O Buda proferiu este ensinamento no Mosteiro Jetavana a respeito do casamento de uma jovem nobre. No dia do casamento, seus pais convidaram o Buda e a Sangha para uma oferenda em sua casa. Enquanto a noiva estava ocupada servindo aos monges, o noivo olhou para ela, cheio de desejo intenso, completamente alheio ao Buda e aos oitenta anciãos. Seu único pensamento era abraçá-la. Conhecendo sua mente, o Buda tornou a noiva invisível para ele, direcionando sua atenção para o Iluminado. Enquanto o jovem olhava para Ele, o Buda disse: 'Meu filho, não há fogo como a luxúria, nem mal como o ódio, nem sofrimento como os agregados, e não há felicidade como o Nirvana.' Para entender profundamente este versículo, ele pode ser dividido em quatro insights: 1. Não existe fogo como a luxúria: o fogo físico apenas queima a matéria externa e pode ser extinto. No entanto, o fogo da luxúria arde dentro do coração humano e arde por todo o mundo, causando sofrimento sem fim a si mesmo e aos outros. É como segurar uma tocha contra o vento: inevitavelmente queimará a mão. Ceder aos desejos sensuais traz ruína e arrependimento para toda a vida. Como diz o ditado tradicional: “A ganância leva os humanos à ruína, assim como a isca prende um pássaro”. Os ensinamentos afirmam que o desejo surge do pensamento; quando os pensamentos são acalmados, o desejo cessa.

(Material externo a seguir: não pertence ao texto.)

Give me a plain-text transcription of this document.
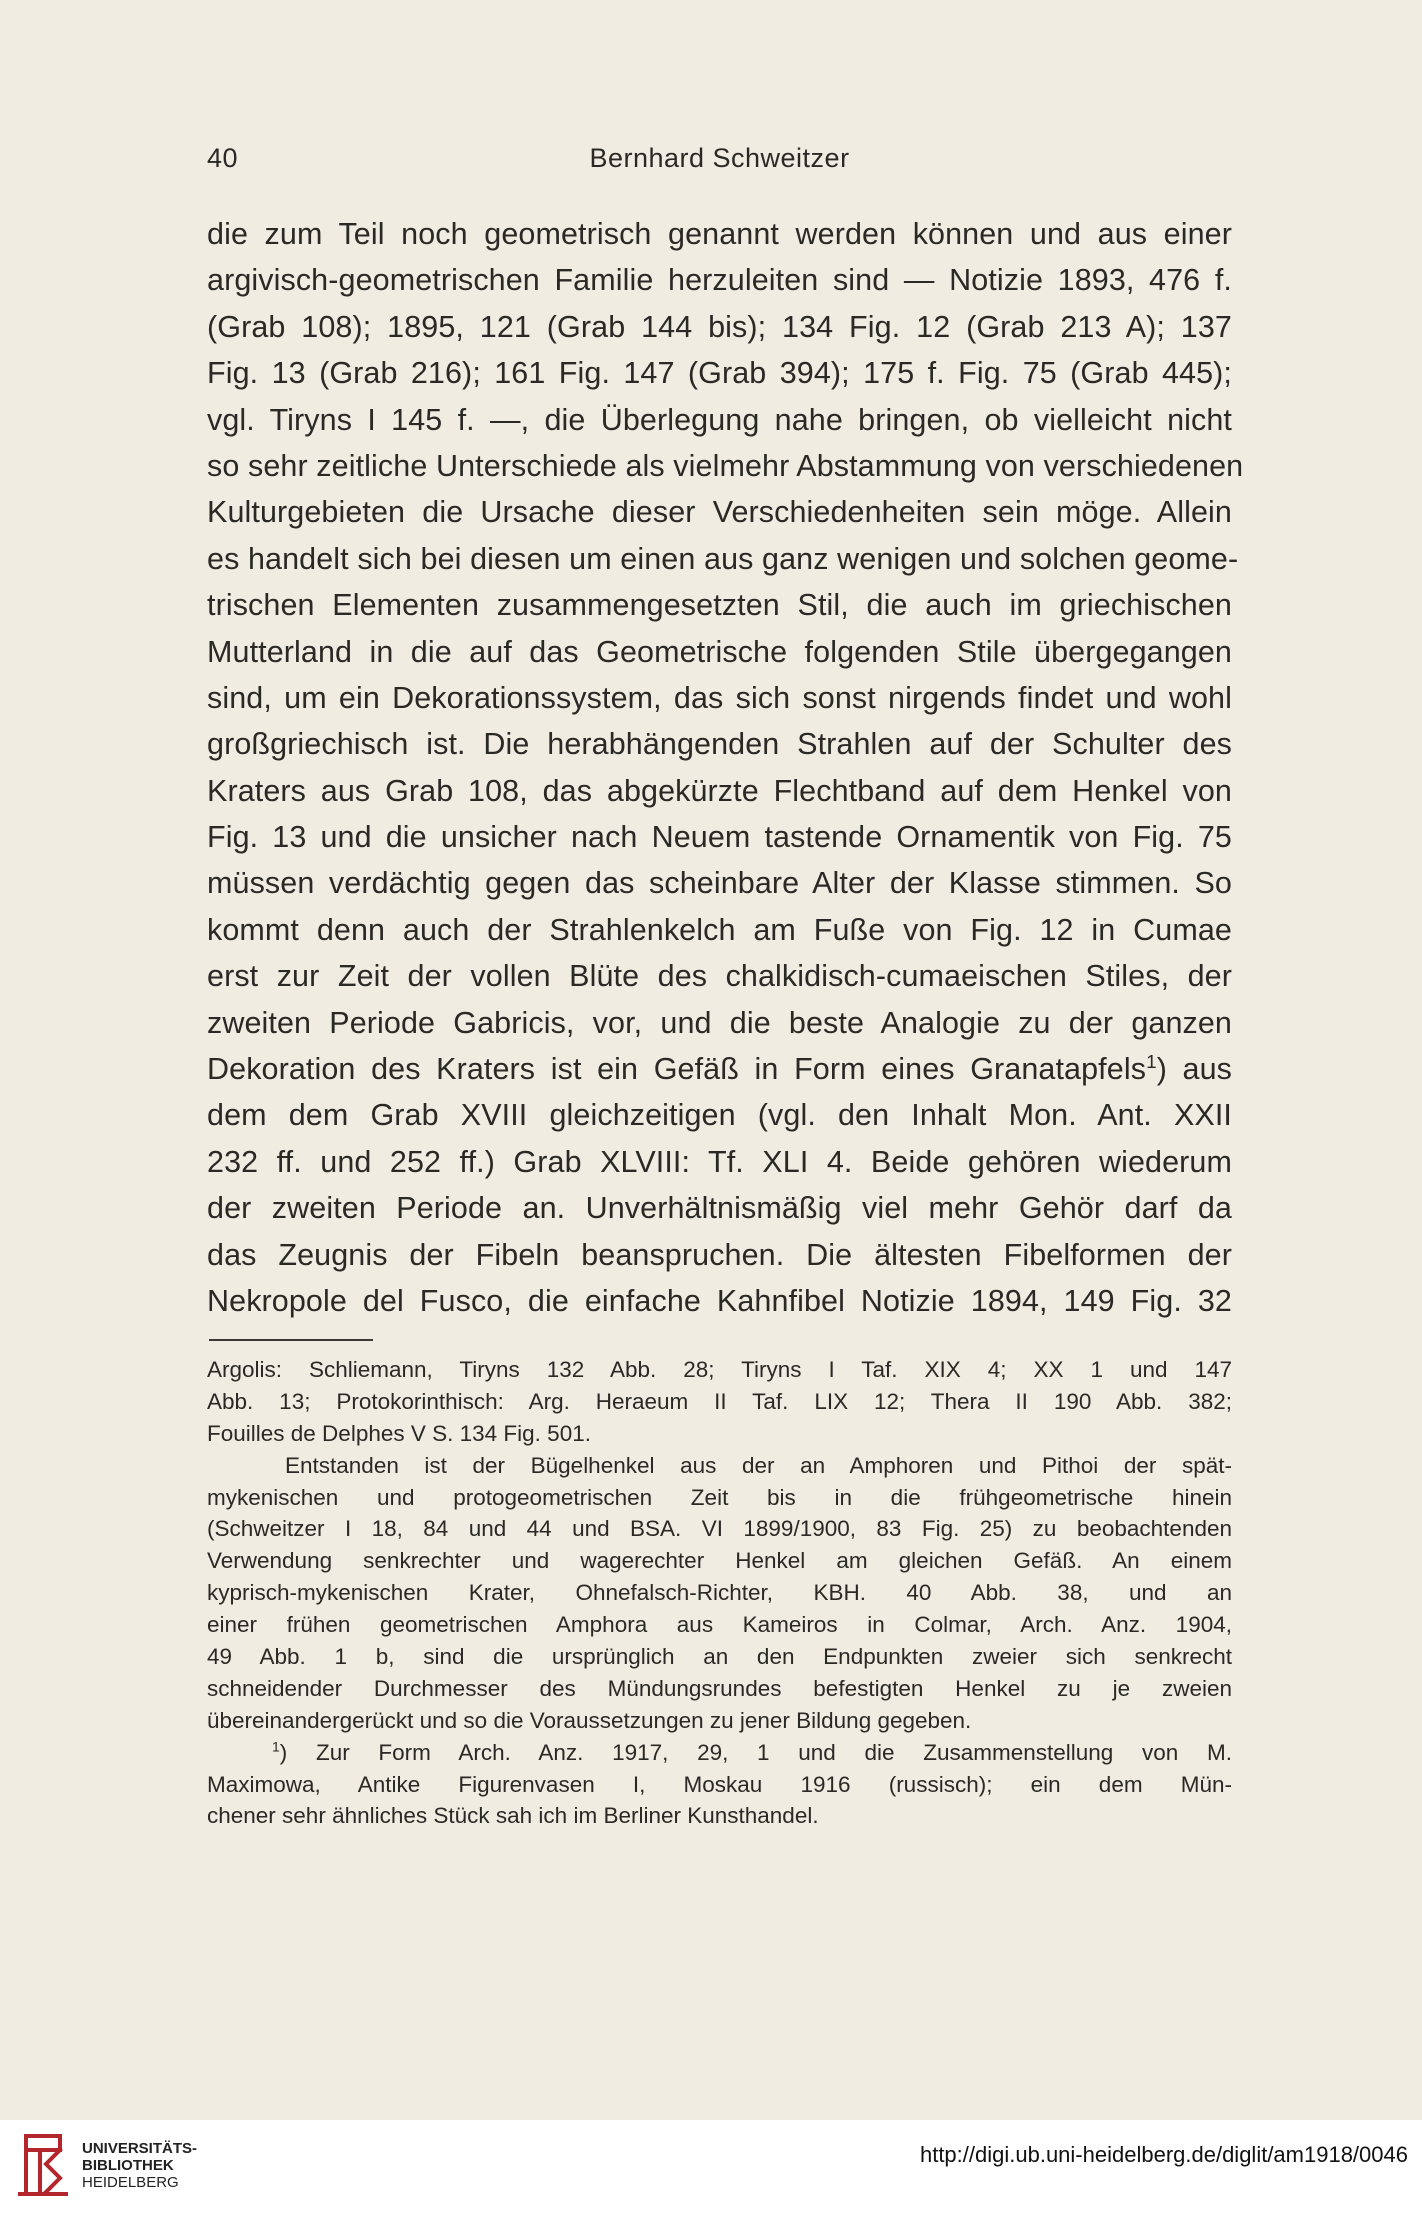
40	Bernhard Schweitzer
die zum Teil noch geometrisch genannt werden können und aus einer
argivisch-geometrischen Familie herzuleiten sind — Notizie 1893, 476 f.
(Grab 108); 1895, 121 (Grab 144 bis); 134 Fig. 12 (Grab 213 A); 137
Fig. 13 (Grab 216); 161 Fig. 147 (Grab 394); 175 f. Fig. 75 (Grab 445);
vgl. Tiryns I 145 f. —, die Überlegung nahe bringen, ob vielleicht nicht
so sehr zeitliche Unterschiede als vielmehr Abstammung von verschiedenen
Kulturgebieten die Ursache dieser Verschiedenheiten sein möge. Allein
es handelt sich bei diesen um einen aus ganz wenigen und solchen geome-
trischen Elementen zusammengesetzten Stil, die auch im griechischen
Mutterland in die auf das Geometrische folgenden Stile übergegangen
sind, um ein Dekorationssystem, das sich sonst nirgends findet und wohl
großgriechisch ist. Die herabhängenden Strahlen auf der Schulter des
Kraters aus Grab 108, das abgekürzte Flechtband auf dem Henkel von
Fig. 13 und die unsicher nach Neuem tastende Ornamentik von Fig. 75
müssen verdächtig gegen das scheinbare Alter der Klasse stimmen. So
kommt denn auch der Strahlenkelch am Fuße von Fig. 12 in Cumae
erst zur Zeit der vollen Blüte des chalkidisch-cumaeischen Stiles, der
zweiten Periode Gabricis, vor, und die beste Analogie zu der ganzen
Dekoration des Kraters ist ein Gefäß in Form eines Granatapfels$^1$) aus
dem dem Grab XVIII gleichzeitigen (vgl. den Inhalt Mon. Ant. XXII
232 ff. und 252 ff.) Grab XLVIII: Tf. XLI 4. Beide gehören wiederum
der zweiten Periode an. Unverhältnismäßig viel mehr Gehör darf da
das Zeugnis der Fibeln beanspruchen. Die ältesten Fibelformen der
Nekropole del Fusco, die einfache Kahnfibel Notizie 1894, 149 Fig. 32
Argolis: Schliemann, Tiryns 132 Abb. 28; Tiryns I Taf. XIX 4; XX 1 und 147
Abb. 13; Protokorinthisch: Arg. Heraeum II Taf. LIX 12; Thera II 190 Abb. 382;
Fouilles de Delphes V S. 134 Fig. 501.
Entstanden ist der Bügelhenkel aus der an Amphoren und Pithoi der spät-
mykenischen und protogeometrischen Zeit bis in die frühgeometrische hinein
(Schweitzer I 18, 84 und 44 und BSA. VI 1899/1900, 83 Fig. 25) zu beobachtenden
Verwendung senkrechter und wagerechter Henkel am gleichen Gefäß. An einem
kyprisch-mykenischen Krater, Ohnefalsch-Richter, KBH. 40 Abb. 38, und an
einer frühen geometrischen Amphora aus Kameiros in Colmar, Arch. Anz. 1904,
49 Abb. 1 b, sind die ursprünglich an den Endpunkten zweier sich senkrecht
schneidender Durchmesser des Mündungsrundes befestigten Henkel zu je zweien
übereinandergerückt und so die Voraussetzungen zu jener Bildung gegeben.
$^1$) Zur Form Arch. Anz. 1917, 29, 1 und die Zusammenstellung von M.
Maximowa, Antike Figurenvasen I, Moskau 1916 (russisch); ein dem Mün-
chener sehr ähnliches Stück sah ich im Berliner Kunsthandel.
UNIVERSITÄTS-
BIBLIOTHEK
HEIDELBERG
http://digi.ub.uni-heidelberg.de/diglit/am1918/0046
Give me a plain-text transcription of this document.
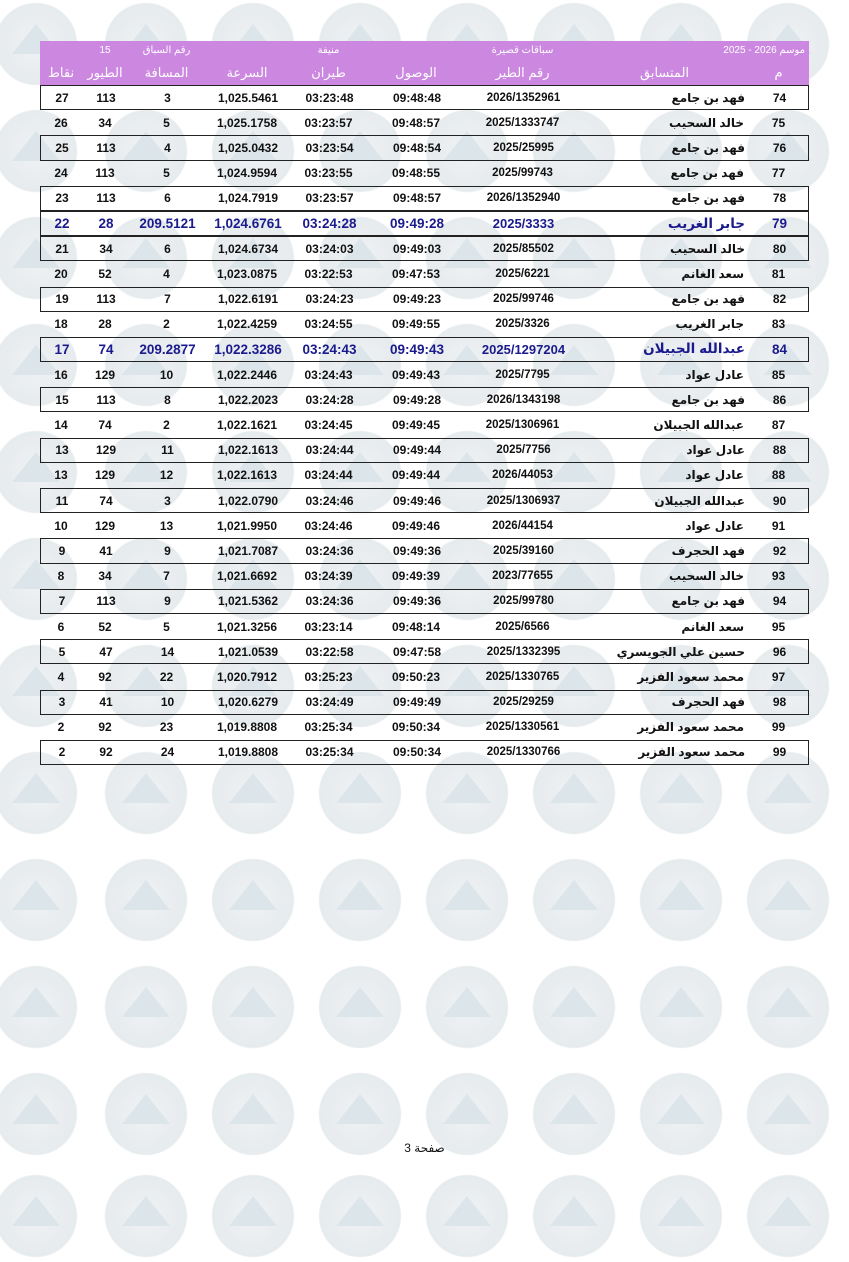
15	رقم السباق	منيفة	سباقات قصيرة	موسم 2026 - 2025
نقاط	الطيور	المسافة	السرعة	طيران	الوصول	رقم الطير	المتسابق	م
27	113	3	1,025.5461	03:23:48	09:48:48	2026/1352961	فهد بن جامع	74
26	34	5	1,025.1758	03:23:57	09:48:57	2025/1333747	خالد السحيب	75
25	113	4	1,025.0432	03:23:54	09:48:54	2025/25995	فهد بن جامع	76
24	113	5	1,024.9594	03:23:55	09:48:55	2025/99743	فهد بن جامع	77
23	113	6	1,024.7919	03:23:57	09:48:57	2026/1352940	فهد بن جامع	78
22	28	209.5121	1,024.6761	03:24:28	09:49:28	2025/3333	جابر الغريب	79
21	34	6	1,024.6734	03:24:03	09:49:03	2025/85502	خالد السحيب	80
20	52	4	1,023.0875	03:22:53	09:47:53	2025/6221	سعد الغانم	81
19	113	7	1,022.6191	03:24:23	09:49:23	2025/99746	فهد بن جامع	82
18	28	2	1,022.4259	03:24:55	09:49:55	2025/3326	جابر الغريب	83
17	74	209.2877	1,022.3286	03:24:43	09:49:43	2025/1297204	عبدالله الجبيلان	84
16	129	10	1,022.2446	03:24:43	09:49:43	2025/7795	عادل عواد	85
15	113	8	1,022.2023	03:24:28	09:49:28	2026/1343198	فهد بن جامع	86
14	74	2	1,022.1621	03:24:45	09:49:45	2025/1306961	عبدالله الجبيلان	87
13	129	11	1,022.1613	03:24:44	09:49:44	2025/7756	عادل عواد	88
13	129	12	1,022.1613	03:24:44	09:49:44	2026/44053	عادل عواد	88
11	74	3	1,022.0790	03:24:46	09:49:46	2025/1306937	عبدالله الجبيلان	90
10	129	13	1,021.9950	03:24:46	09:49:46	2026/44154	عادل عواد	91
9	41	9	1,021.7087	03:24:36	09:49:36	2025/39160	فهد الحجرف	92
8	34	7	1,021.6692	03:24:39	09:49:39	2023/77655	خالد السحيب	93
7	113	9	1,021.5362	03:24:36	09:49:36	2025/99780	فهد بن جامع	94
6	52	5	1,021.3256	03:23:14	09:48:14	2025/6566	سعد الغانم	95
5	47	14	1,021.0539	03:22:58	09:47:58	2025/1332395	حسين علي الجويسري	96
4	92	22	1,020.7912	03:25:23	09:50:23	2025/1330765	محمد سعود الفزير	97
3	41	10	1,020.6279	03:24:49	09:49:49	2025/29259	فهد الحجرف	98
2	92	23	1,019.8808	03:25:34	09:50:34	2025/1330561	محمد سعود الفزير	99
2	92	24	1,019.8808	03:25:34	09:50:34	2025/1330766	محمد سعود الفزير	99
صفحة 3
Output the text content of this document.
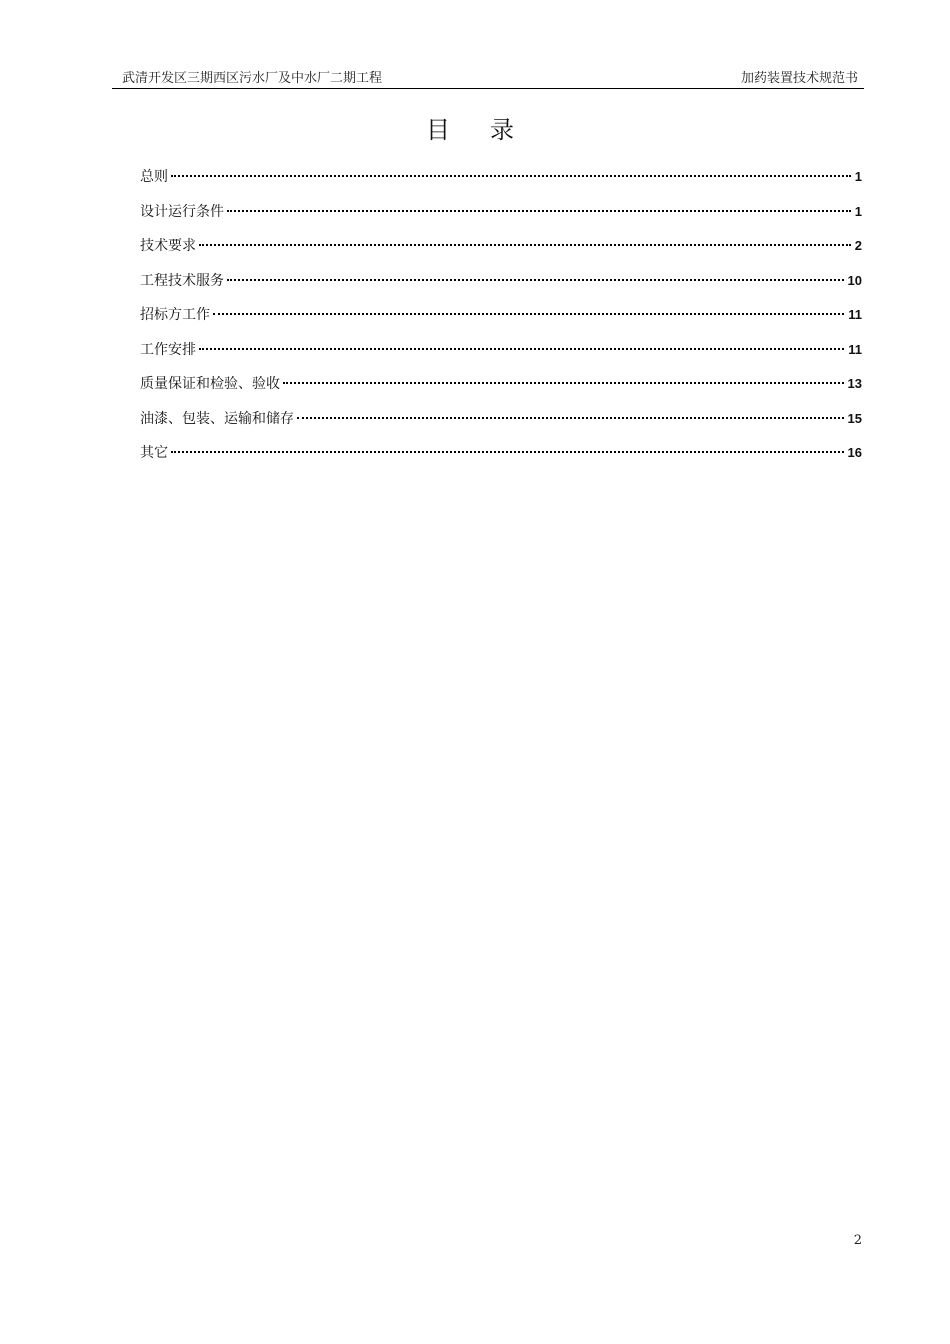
武清开发区三期西区污水厂及中水厂二期工程	加药装置技术规范书
目录
总则	1
设计运行条件	1
技术要求	2
工程技术服务	10
招标方工作	11
工作安排	11
质量保证和检验、验收	13
油漆、包装、运输和储存	15
其它	16
2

Apagar este fogo interior requer profunda contemplação para alcançar a verdadeira paz. 2. Não existe mal como o ódio e a ignorância: Cegos pela ignorância, perseguimos ilusões mundanas, confundindo o impermanente com o real. Isto dá origem à ganância, e quando a ganância é frustrada, a raiva e o ódio explodem, criando um carma pesado e prejudicial que causa discórdia global. 3. Não há sofrimento como os cinco agregados (skandhas): compreendendo forma, sensação, percepção, formações mentais e consciência, os agregados abrangem nossa existência física e mental. Esta existência traz o sofrimento do nascimento, da velhice, da doença e da morte, agravado pela dor da separação dos entes queridos, da associação com desejos desagradáveis ​​e não realizados. Como o corpo e a mente são perpetuamente instáveis, a existência dentro dos agregados é inerentemente triste. 4. Não há felicidade como o Nirvana: O Nirvana é o estado de paz e felicidade espiritual definitivas. Quando todas as impurezas, ignorância e ilusões são completamente extintas, a mente repousa numa alegria inabalável e transcendente.